Ainab (عيناب), is a town on the western slopes of Mount Lebanon overlooking Beirut. It is in the Aley District of the Mount Lebanon Governorate 25 km from Beirut, on the road South from Aley.

==History==
In 1838, Eli Smith noted the place, called Ainab, located in El-Ghurb el-Fokany, upper el-Ghurb.

The municipal council was established in 1910 and is one of the earliest councils in the Aley district.

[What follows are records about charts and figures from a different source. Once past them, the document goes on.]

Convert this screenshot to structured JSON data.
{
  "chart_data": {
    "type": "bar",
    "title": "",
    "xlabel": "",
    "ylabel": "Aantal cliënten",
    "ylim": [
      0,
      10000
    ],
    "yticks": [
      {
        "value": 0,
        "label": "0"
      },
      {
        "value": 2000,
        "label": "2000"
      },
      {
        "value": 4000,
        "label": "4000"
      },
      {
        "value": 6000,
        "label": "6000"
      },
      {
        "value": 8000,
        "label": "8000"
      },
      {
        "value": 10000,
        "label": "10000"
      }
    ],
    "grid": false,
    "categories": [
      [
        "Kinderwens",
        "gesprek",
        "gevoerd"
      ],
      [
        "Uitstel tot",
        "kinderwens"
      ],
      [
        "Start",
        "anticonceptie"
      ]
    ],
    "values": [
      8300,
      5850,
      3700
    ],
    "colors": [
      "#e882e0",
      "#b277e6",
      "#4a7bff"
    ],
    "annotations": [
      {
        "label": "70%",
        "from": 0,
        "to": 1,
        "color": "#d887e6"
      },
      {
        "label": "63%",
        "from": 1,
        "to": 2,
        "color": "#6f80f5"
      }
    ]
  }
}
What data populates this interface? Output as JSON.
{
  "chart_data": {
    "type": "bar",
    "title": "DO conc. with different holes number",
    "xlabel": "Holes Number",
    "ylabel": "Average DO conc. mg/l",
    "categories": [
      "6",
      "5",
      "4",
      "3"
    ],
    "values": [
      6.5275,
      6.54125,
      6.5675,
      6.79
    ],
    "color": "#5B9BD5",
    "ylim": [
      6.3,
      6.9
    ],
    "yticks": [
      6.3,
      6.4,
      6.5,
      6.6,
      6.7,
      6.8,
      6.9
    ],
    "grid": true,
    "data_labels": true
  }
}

Ainab was the site of numerous conflicts before and during the Lebanese civil war. In the 1958 Lebanon crisis control of the town was fought over by the Druze forces of Kamal Jumblatt and the Lebanese Government. During the Israeli invasion (1982 Lebanon War), the Israeli army intervened in and near Ainab in fighting between the Druze Progressive Socialist Party and the Christian Kataeb Party. In March 1989, a schoolyard in the town was hit by an Israeli air-to-surface missile during strikes against a base of the Democratic Front for the Liberation of Palestine (DFLP) in Shemlan. Press reports state that 3 people were killed 22 schoolchildren wounded, or that two DFLP fighters were killed, and a civilian and 23 of 75 primary age schoolchildren wounded by shrapnel. Later that year Israeli jets again attacked in apparent retaliation for rocket attacks on Northern Israel.